Humana sued a Florda-based telemedicine company and several physicians for posing at insurer representatives and running a prescription drug scheme that allegedly cost Humana millions of dollars.
Boca Raton, Fla-based QuivvyTech, Reliable Document Solutions, Reliable Medical Supplies and six doctors allegedly ran an "organized, elaborate telemedicine scheme" where they cold-called Humana plan members and asked them questions about their health. Humana also listed eight pharmacies in the federal lawsuit as co-conspirators, but did not sue them.
The telemarketers allegedly encouraged patients to talk about conditions commonly treated with antifungal medications. Telemarketers then wired that information to a set of physicians contracted by QuivvyTech, who electronically prescribed medications—often high-cost topical creams—without having spoken with the patient directly, according to the complaint.
QuivvyTech allegedly paid the physicians for visits with Humana members, even though the visits had not occurred, and in some cases billed Humana members for the supposed visit. Physicians involved with the scheme allegedly attested to false statements when prescribing medications, claiming they had a prescriber-patient relationship with the member.
The allegedly fraudulent prescriptions were wired to a set of pharmacies that had paid to participate in the scheme. The pharmacies would bill Humana for the claims, according to the complaint.
"In turn, Humana members often were left confused, irate and in the possession of unwanted expensive creams," the complaint reads.
Humana members were allegedly told the medications would be at no cost to them, but would later receive invoices for QuivvyTech telehealth consultations, according to the complaint.
Humana paid the pharmaceutical claims through wire transfers while "unaware of the scheme," according to the complaint. To date, Humana has identified more than 200 members who have said they either did not request or did not receive prescriptions that were billed to Humana as part of the alleged scheme.
Humana accused the defendants of violating federal and Florida criminal and civil laws, including wire fraud, mail fraud and laws governing telehealth for Medicare patients.

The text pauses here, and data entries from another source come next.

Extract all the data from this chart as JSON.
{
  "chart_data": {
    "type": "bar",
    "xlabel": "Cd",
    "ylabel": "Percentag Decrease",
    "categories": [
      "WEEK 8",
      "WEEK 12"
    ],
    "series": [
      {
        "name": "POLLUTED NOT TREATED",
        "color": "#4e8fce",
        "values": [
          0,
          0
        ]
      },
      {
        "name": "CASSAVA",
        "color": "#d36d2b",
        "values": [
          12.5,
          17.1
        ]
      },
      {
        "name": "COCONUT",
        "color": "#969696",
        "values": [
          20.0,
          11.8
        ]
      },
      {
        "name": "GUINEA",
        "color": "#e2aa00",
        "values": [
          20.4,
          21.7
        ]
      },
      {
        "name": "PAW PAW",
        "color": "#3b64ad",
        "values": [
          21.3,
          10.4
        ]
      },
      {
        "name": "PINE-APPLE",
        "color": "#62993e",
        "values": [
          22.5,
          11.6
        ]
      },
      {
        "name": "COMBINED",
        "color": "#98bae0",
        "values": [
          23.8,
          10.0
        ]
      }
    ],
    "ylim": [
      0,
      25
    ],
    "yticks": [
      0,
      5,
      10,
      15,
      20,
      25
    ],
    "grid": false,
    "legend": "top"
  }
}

"The damages incurred by plaintiffs were the direct and natural consequence of the pattern of racketeering activity involving the fraudulent QuivvyTech prescriptions," the complaint reads.
Humana did not immediately respond to a request for comment. QuivvyTech said it referred Modern Healthcare's request for comment to its counsel.
The lawsuit is filed in the midst of healthcare groups pushing for many COVID-19 telemedicine flexibilities to remain intact after the pandemic subsides. Regulators including CMS Administrator Seema Verma have voiced support for expanding telemedicine coverage, but also cautioned that the industry needs to figure out how to root out possible fraud.